Connecting to my father was always a little difficult growing up. The man was a dreamer and thinker and I think he spent more time in daydreams and ideas because life was just not as friendly. He was a lawyer that could put his head down to work on a Wednesday and look up on Sunday to see what he had missed. Trying to get his attention was hard and it was even harder when you are a kid that tried their hardest not to get attention from anyone. It looked like we spent our lives in separate rooms toiling with law and finger painting respectively (It was tough to read law books but I got through it). But, after I got my baby grand at the end of every night I would sit down to play in the corner under some soft lamp light and my dad would pull up a chair and not say a word.
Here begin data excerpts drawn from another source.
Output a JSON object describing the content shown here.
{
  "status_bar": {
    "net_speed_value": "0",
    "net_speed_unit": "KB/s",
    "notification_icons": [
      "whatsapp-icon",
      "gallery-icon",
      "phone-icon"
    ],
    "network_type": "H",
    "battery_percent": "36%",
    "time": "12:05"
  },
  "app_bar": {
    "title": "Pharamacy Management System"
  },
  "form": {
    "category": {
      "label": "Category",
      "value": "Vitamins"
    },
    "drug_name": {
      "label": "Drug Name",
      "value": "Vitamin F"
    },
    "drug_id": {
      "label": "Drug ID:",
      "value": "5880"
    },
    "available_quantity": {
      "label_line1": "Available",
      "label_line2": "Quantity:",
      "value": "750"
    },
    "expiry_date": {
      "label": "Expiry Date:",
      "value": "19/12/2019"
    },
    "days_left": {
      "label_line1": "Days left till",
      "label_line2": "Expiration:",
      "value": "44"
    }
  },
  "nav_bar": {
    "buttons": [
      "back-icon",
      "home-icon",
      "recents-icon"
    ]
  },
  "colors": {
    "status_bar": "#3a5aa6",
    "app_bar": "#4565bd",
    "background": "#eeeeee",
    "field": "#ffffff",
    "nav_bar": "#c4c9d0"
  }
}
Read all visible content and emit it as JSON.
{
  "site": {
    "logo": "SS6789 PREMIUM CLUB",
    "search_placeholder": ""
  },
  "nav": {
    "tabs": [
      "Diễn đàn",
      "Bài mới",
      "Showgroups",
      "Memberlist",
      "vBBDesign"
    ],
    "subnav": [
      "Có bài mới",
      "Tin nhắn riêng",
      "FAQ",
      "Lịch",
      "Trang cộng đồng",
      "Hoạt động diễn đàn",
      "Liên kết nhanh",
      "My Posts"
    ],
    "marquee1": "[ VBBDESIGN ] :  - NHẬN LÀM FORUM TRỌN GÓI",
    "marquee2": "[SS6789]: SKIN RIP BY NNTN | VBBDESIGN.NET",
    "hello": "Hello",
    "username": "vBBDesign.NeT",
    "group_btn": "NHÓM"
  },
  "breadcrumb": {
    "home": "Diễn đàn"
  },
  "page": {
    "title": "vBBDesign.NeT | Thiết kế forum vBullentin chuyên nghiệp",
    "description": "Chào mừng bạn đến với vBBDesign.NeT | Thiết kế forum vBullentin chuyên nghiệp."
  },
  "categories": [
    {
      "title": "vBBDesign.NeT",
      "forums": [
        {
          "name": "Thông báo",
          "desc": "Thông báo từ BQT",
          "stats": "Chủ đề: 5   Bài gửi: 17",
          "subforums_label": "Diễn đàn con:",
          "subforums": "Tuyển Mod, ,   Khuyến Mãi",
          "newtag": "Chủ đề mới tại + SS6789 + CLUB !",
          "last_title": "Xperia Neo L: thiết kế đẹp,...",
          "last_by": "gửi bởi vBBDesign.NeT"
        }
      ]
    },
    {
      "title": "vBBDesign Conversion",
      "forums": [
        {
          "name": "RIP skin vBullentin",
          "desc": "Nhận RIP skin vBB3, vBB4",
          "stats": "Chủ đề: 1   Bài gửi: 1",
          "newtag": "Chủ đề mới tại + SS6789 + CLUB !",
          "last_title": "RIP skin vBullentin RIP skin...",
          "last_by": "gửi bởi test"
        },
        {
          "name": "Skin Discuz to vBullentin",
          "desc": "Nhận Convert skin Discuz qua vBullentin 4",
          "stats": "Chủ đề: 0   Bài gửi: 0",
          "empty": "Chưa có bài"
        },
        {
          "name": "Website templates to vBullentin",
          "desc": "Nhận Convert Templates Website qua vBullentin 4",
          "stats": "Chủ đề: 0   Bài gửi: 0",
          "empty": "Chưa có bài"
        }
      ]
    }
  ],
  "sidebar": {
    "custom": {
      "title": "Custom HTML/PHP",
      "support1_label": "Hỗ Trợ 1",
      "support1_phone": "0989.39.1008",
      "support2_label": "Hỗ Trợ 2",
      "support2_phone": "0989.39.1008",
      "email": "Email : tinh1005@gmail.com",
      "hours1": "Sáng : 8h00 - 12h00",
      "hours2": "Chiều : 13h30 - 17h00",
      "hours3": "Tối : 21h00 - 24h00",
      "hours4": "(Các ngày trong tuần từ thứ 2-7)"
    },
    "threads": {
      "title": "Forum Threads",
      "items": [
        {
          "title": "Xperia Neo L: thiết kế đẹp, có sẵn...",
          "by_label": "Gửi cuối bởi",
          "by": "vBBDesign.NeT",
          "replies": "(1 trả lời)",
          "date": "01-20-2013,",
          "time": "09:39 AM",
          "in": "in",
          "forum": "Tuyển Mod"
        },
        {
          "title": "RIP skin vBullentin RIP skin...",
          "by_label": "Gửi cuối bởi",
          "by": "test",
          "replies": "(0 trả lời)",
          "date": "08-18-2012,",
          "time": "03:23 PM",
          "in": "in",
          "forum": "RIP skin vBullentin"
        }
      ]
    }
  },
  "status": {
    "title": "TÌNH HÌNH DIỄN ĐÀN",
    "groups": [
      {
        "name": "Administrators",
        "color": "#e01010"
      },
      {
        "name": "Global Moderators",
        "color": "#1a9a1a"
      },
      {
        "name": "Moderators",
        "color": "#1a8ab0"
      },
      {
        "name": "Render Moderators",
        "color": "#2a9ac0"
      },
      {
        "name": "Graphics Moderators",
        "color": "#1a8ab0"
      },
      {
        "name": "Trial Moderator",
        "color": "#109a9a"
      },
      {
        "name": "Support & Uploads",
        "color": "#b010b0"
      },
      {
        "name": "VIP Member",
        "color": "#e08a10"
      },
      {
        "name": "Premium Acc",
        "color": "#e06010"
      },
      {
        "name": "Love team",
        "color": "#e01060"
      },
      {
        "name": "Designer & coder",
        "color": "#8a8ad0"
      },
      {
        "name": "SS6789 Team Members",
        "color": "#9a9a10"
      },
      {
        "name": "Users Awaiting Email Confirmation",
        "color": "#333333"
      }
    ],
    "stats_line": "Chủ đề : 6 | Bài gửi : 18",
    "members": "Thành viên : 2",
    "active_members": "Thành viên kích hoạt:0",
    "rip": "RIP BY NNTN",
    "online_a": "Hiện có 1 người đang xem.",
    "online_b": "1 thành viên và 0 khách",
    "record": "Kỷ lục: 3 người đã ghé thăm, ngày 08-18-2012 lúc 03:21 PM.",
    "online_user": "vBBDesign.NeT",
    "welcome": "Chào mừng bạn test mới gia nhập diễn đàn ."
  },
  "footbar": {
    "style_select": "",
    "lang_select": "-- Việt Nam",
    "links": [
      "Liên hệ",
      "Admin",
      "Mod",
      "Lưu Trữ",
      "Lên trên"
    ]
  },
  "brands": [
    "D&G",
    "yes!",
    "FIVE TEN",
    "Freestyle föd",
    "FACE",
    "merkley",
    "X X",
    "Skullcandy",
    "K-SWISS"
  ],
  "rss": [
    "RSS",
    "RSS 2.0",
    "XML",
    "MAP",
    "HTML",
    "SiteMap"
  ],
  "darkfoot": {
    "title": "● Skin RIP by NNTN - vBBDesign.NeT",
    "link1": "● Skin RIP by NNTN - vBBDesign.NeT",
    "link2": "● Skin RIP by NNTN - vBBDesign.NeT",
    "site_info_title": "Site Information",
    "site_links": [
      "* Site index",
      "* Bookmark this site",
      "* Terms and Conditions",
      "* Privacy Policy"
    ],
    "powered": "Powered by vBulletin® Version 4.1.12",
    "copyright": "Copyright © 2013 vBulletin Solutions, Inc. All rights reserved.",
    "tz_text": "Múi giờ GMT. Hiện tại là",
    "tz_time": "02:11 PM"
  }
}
He would just listen while my music spoke. Thanks to that piano, we could connect and that made me happy and thankful throughout all the years and those memories are the ones that I think of now that he's gone.
My mother was a sporadic artist with an eye for beauty and a heart that had room for everyone except for herself. At her core she was an artist in every sense of the word and this rubbed off on me every day. There was a perfection that she always tried to get to but could never find it. When I think about her art and how she went about it, it reminds me of how I play the piano and what it means to be an artist. The formula seems to be a crippling amount of self-doubt coupled with an obsession that makes you feel like you're not good enough to keep going but if you stop I'll die. I don't think anyone ever really saw her best works because she would spend countless hours to create something amazing and beautiful then the next day have thrown it in the trash, lit it on fire, painted over it or just ripped it to shreds. I never understood why she would do that. I think it was because she wasn't doing it for anyone but herself and when it wasn't coming from a passionate place anymore, it was trash. Almost every day she would tell me to play from the heart. Sometimes I would be playing and she would get mad because she could tell that I wasn't playing from the heart. What the hell is she talking about, I love playing and I'm playing now? Isn't that from the heart? I always thought to myself. In the end she was right. I was playing what I thought sounded good and not what I really felt. Unfortunately, it wasn't until she passed away that I finally realized what she was talking about and that the true way to play is for yourself and not for anyone else. My piano was a reminder to always play from the heart and for that, I love and thank her.
So what is nostalgia? Why did I love that piano so much and why was is so hard to watch it go?It's because it was a way my family encouraged my passion. It was a way I found a real connection with my dad and it was a way my mom taught me what it meant to be honest and speak from my heart. That piano was not just a thing, it was a reminder of all the gifts my parents imparted on me in the past and watching it go was very cathartic and I'm glad I got to take a minute to remember that those gifts aren't in the piano, they are in me.